“Insomma questa merce danneggia il commercio delle Boutique del centro! Allora che dire di tutti i banchi del mercato che vendono merce da 1 euro, 2- 3- 4 -5 se prendi 2 pezzi, fino alla merce superiore che va addirittura a 5 euro AL CAPO! – aggiunge –
Ma lo sanno i nostri amministratori che le associazioni ormai non sanno più a che ISTITUZIONI RIVOLGERSI per trovare finanziamenti? I Comuni non hanno più mezzi, le Banche ci dicono che siamo in troppi a chiedere, i Circoli stanno anche loro in grandi difficoltà, le Aziende del territorio con i costi dell’energia devono risparmiare, la Fondazione Cassa di Risparmio finanzia progetti molto grandi e ha tutte associazioni della Provincia che chiedono. INSOMMA vendere anche gli stracci per noi è molto importante e recuperiamo poche centinaia di Euro in tante domeniche”.
“Chi acquista i Jeans vecchi – continua Patrizia Barbolini – sono per lo più muratori, meccanici, stranieri, che non possono acquistare pantaloni da 30/40 euro, ma nemmeno una giacca a vento da 40 euro, molte donne straniere acquistano abiti molto demode’, che noi non portiamo da 20 anni, e le mandano con i viaggi del mercoledì in Moldavia, UCRAINA, Polonia, Paesi dell’ Est in genere.

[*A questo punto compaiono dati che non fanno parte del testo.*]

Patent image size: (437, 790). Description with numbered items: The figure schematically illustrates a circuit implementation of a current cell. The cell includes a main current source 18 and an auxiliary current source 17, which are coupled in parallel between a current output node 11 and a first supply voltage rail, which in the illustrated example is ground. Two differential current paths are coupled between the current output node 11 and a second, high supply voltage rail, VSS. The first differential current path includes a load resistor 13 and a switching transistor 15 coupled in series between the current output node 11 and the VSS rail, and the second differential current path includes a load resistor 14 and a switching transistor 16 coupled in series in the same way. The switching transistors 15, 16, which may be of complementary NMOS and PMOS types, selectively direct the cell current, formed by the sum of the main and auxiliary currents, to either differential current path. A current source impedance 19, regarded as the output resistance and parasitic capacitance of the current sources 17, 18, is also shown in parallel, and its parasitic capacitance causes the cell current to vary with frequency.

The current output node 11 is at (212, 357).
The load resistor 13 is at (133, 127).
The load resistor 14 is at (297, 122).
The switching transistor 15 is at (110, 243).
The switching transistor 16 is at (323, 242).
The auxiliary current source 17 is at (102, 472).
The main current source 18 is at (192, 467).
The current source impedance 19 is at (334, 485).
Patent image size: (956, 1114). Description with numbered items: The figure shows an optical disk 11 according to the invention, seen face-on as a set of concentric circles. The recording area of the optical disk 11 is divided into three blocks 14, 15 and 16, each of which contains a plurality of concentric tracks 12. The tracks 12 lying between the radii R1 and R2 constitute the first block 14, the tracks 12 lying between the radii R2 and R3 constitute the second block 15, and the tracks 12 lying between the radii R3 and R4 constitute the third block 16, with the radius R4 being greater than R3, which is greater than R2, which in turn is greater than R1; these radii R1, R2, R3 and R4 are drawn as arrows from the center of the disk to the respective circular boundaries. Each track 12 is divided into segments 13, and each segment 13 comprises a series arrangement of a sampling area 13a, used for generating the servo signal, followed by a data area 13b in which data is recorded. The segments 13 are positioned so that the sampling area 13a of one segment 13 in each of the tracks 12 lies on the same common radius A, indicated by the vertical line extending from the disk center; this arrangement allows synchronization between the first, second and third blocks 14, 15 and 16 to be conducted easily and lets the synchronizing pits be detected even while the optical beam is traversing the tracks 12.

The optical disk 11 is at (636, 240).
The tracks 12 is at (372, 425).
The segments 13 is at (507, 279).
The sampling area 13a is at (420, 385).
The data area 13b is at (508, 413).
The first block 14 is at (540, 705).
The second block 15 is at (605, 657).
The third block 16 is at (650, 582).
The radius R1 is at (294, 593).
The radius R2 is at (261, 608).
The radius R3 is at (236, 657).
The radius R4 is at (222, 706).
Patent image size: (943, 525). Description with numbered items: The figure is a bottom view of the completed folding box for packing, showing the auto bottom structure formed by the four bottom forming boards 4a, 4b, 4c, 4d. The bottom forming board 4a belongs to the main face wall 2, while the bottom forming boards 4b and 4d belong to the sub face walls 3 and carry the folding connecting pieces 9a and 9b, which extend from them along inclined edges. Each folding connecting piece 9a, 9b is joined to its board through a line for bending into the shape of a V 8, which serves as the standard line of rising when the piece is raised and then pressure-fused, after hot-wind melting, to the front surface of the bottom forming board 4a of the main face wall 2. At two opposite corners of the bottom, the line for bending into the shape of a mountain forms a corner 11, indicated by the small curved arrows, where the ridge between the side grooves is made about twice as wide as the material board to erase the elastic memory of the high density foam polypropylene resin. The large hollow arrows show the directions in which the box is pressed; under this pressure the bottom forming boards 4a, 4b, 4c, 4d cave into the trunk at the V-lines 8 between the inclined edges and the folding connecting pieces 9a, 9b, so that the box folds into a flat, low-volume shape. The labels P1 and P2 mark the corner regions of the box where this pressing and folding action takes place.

Perché privare questi cittadini della possibilità di acquistare a buono prezzo e le associazioni di volontariato di realizzare una modesta cifra? Con questa decisione che avete preso danneggiate 2 categorie, le più deboli. Ci avete pensato? Forse avete preso una decisione affrettata !
Ve lo chiedo a nome di tante associazioni, compreso quella che rappresento Per Star Bene -Diabetici Insieme – conclude Barbolini – lasciateci vendere i nostri stracci , come è stato fino agli anni scorsi, escluso quando imperversava la pandemia di Covid. Tutta la merce è lavata e disinfettata! Attendiamo notizie”.